Mohon tunggu...
Fauji Yamin
Fauji Yamin Mohon Tunggu... Foto/Videografer - Tak Hobi Nulis Berat-Berat

Institut Tinta Manuru (faujiyamin16@gmail.com)

Selanjutnya

Tutup

Nature Artikel Utama

Tambang Digenjot, Ikan dan Pala Cemburu

21 September 2020   06:06 Diperbarui: 22 September 2020   10:08 2517
+
Laporkan Konten
Laporkan Akun
Kompasiana adalah platform blog. Konten ini menjadi tanggung jawab bloger dan tidak mewakili pandangan redaksi Kompas.
Lihat foto
Foto Reuters via Kompas.com

"Dulu, ikan dasar (karang) sangat banyak di perairan Pulau Obi. Tetapi semenjak beroperasinya tambang di sana, ikan sulit didapat."

Begitu tutur Pak Iwan, seorang nelayan berusia sekira 45 tahun saat sedang menunggu bayaran hasil tangkap di salah satu pasar tradisional Pulau Bacan.

Bersama ia, ada Pak Hafel dan Pak Gurdam. Sama-sama nelayan yang sedang menunggu hasil bayaran dari Pak Ridwan. Sang pedagang grosir yang sedari tadi sibuk mencatat setiap ikan yang ditimbang.

Senja mulai datang, para pedagang di Pasar Tembal ini sibuk menawarkan ikan dengan teriakan "Mari-mari cakalang, tude, momar, teri," Sahut-sahutan menarik pedagang begitu riuh. Berbeda dengan siang tadi yang agak cenderung sepi.

Tawar-menawar tak terhindarkan. Tangan lincah para pedagang dengan parang-parangnya mengecilkan ikan milik pembeli. Mereka tak mau repot-repot membersikan lagi ikan ketika sampai ke rumah. Cukup menambah Rp3000-5000 ke pedagang.

***

Pak Iwan duduk di antara susunan kolboks berwarna orange. Tempat yang digunakan untuk menyimpan ikan oleh pedagang. Sedang Pak Hafel dan Pak Gurdam duduk di depannya, di atas sebuah bangku sederhana. Mereka bertiga bercengkerama seperti biasa dan begitu cair.
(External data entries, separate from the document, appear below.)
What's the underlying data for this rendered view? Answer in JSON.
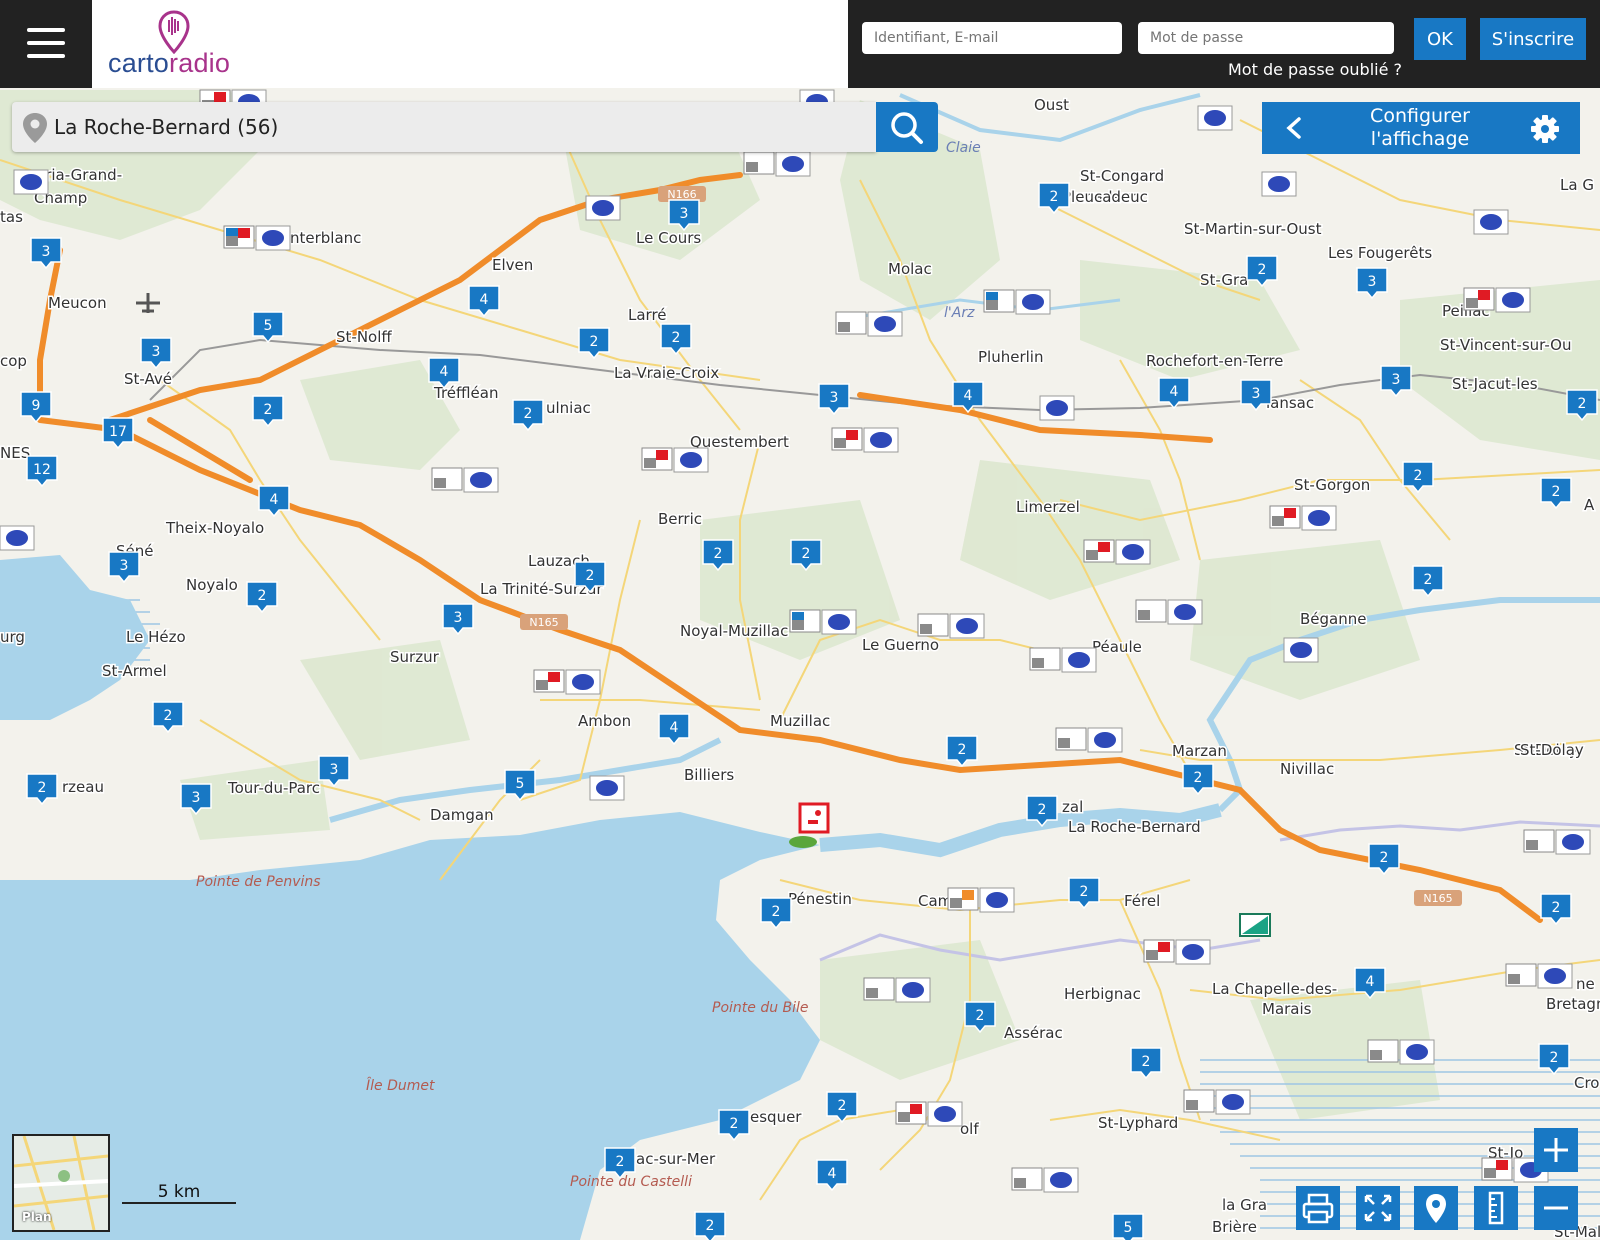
{
  "header": {
    "brand_part1": "carto",
    "brand_part2": "radio",
    "login_placeholder": "Identifiant, E-mail",
    "password_placeholder": "Mot de passe",
    "ok_label": "OK",
    "signup_label": "S'inscrire",
    "forgot_label": "Mot de passe oublié ?"
  },
  "search": {
    "value": "La Roche-Bernard (56)"
  },
  "config": {
    "line1": "Configurer",
    "line2": "l'affichage"
  },
  "map": {
    "scale_label": "5 km",
    "plan_label": "Plan",
    "towns": [
      "aria-Grand-",
      "Champ",
      "nterblanc",
      "Meucon",
      "St-Avé",
      "St-Nolff",
      "Elven",
      "Le Cours",
      "Larré",
      "La Vraie-Croix",
      "Molac",
      "Pluherlin",
      "Rochefort-en-Terre",
      "St-Congard",
      "ucadeuc",
      "St-Martin-sur-Oust",
      "Les Fougerêts",
      "St-Gra",
      "Oust",
      "Tréffléan",
      "ulniac",
      "Questembert",
      "Theix-Noyalo",
      "Séné",
      "Noyalo",
      "Lauzach",
      "La Trinité-Surzur",
      "Berric",
      "Limerzel",
      "St-Gorgon",
      "Noyal-Muzillac",
      "Le Guerno",
      "Péaule",
      "Béganne",
      "Le Hézo",
      "St-Armel",
      "Surzur",
      "Ambon",
      "Muzillac",
      "Billiers",
      "Marzan",
      "Nivillac",
      "St-Dolay",
      "rzeau",
      "Tour-du-Parc",
      "Damgan",
      "Pénestin",
      "Camoël",
      "Férel",
      "La Roche-Bernard",
      "zal",
      "Herbignac",
      "La Chapelle-des-",
      "Marais",
      "Assérac",
      "St-Lyphard",
      "esquer",
      "ac-sur-Mer",
      "olf",
      "Pleucadeuc",
      "lansac",
      "St-Vincent-sur-Ou",
      "St-Jacut-les",
      "Peillac",
      "La G",
      "ne",
      "Bretagn",
      "Cro",
      "St-Jo",
      "la Gra",
      "Brière",
      "tas",
      "cop",
      "NES",
      "urg",
      "St-Mal",
      "A",
      "St-Dolay"
    ],
    "places": [
      "Pointe de Penvins",
      "Pointe du Bile",
      "Île Dumet",
      "Pointe du Castelli",
      "Claie",
      "l'Arz"
    ],
    "roads": [
      "N166",
      "N165",
      "N165"
    ],
    "markers": [
      "3",
      "4",
      "5",
      "3",
      "2",
      "9",
      "17",
      "12",
      "4",
      "3",
      "3",
      "2",
      "4",
      "2",
      "2",
      "3",
      "2",
      "2",
      "2",
      "3",
      "4",
      "4",
      "3",
      "3",
      "2",
      "2",
      "2",
      "2",
      "2",
      "3",
      "2",
      "4",
      "2",
      "2",
      "3",
      "3",
      "5",
      "2",
      "2",
      "2",
      "2",
      "2",
      "2",
      "2",
      "4",
      "2",
      "2",
      "2",
      "4",
      "2",
      "2",
      "5",
      "2",
      "2",
      "2"
    ]
  },
  "toolbar": {
    "print": "print-icon",
    "fullscreen": "fullscreen-icon",
    "locate": "location-icon",
    "measure": "ruler-icon",
    "zoom_in": "plus-icon",
    "zoom_out": "minus-icon"
  },
  "colors": {
    "accent": "#1878c4",
    "brand_blue": "#2a4d92",
    "brand_pink": "#a8338b",
    "motorway": "#f08c2a",
    "water": "#a9d3ea"
  }
}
Kopi yang sedari tadi mereka seruput juga tinggal setengah sebelum pak Ridwan menghampiri mereka dna melakukan pembayaran. 

"Hasil kurang e (ya), tara (tidak) biasanya?" tutur Pak Ridwan yang sering di sapa om bos. Sapaannya ini karena Pak Ridwan adalah salah satu pedagang grosir besar dan juga dikenal sebagai kepala pasar. Ia berperan penting dalam rantai pemasaran ikan hingga ke Kota Ternate, Bitung, Manado, dan Surabaya.
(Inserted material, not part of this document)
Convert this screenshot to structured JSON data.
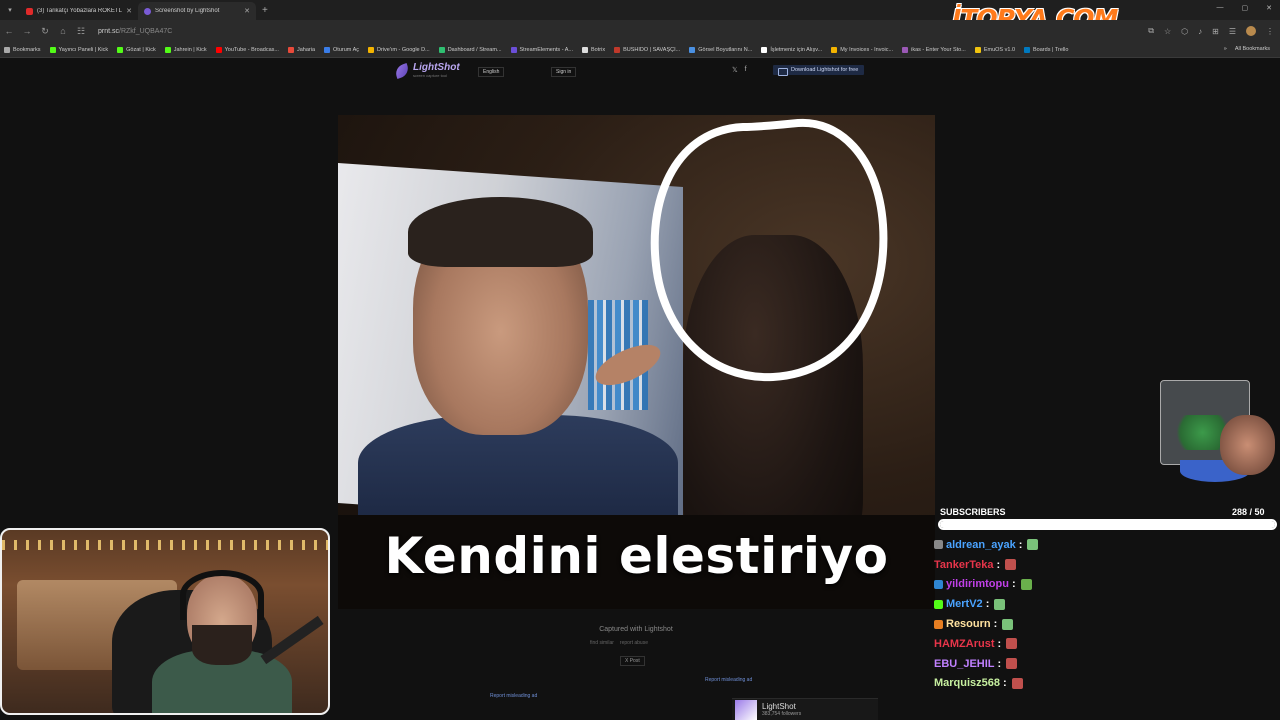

"Ya mau bagaimana, sejak banjir tahun 2016 kemarin deng (dengan) kapal-kapal tongkang dan kapal pengangkut sandar, ikan so (sudah) abis," tutur Pak Gurdam.

Banjir yang ia maksud akibat dari pembukaan lahan perusahaan kayu dan anak perusahaanya yang bergerak di tambang nikel melakukan eksplorasi besar-besaran di Kepulauan Obi yang berlebihan sehingga resapan air tak lagi ada saat hujan deras.

Terhitung 5 desa di terkena dampak, yakni Desa Laiuwi, Buton, Anggai, Air Mmangga, dan Desa Ake Gula. Aktivitas lumpuh total, sawah, dan lahan penduduk desa juga ikut jadi korban. Pun dengan gedung pemerintahan semisal puskesmas, sekolah hingga polsek. Sekira 1.500 orang mengungsi. (1)

Selain itu efek dari pengangkutan material juga telah merusak eksositem karang hingga ikan-ikan sulit ditemukan. Nelayan seperti Pak Iwan dan kawan-kawan mencari lokasi lain.

***

Beda halnya dengan Pak Iwan dkk. Imran, salah satu penduduk Desa Kawasi sedang galau. Ia dan warga suatu saat harus meninggalkan rumah mereka karena adanya kesepakatan antara pemerintah dan pihak perusaahaan untuk direlokasi. Belakangan kekhawatiran itu semakin menuncak setelah ada wacana telah diizinkannya pembangunan Taling.

Taling sendiri ialah sisa penambangan yang akan dibuang kelaut. Ia khawatir sebab, rumah yang sudah lama di huni sejak turun temurun akan dipindahkan.

"Kami menolak keras wacana relokasi ini. Sebab sama saja dengan pengusiran secara paksa. Apalagi sekarang kebun-kebun kami sudah tidak ada karena sudah menjadi lahan pertambangan. Kami kerja apa, sedangkan mayoritas pekerja adalah tenaga kerja asing dari Cina," tuturnya kesal di pelabuhan Babang saat hendak menyebrang ke Kota Ternate menengok anaknya yang mengeyam pendidikan di perguruan tinggi.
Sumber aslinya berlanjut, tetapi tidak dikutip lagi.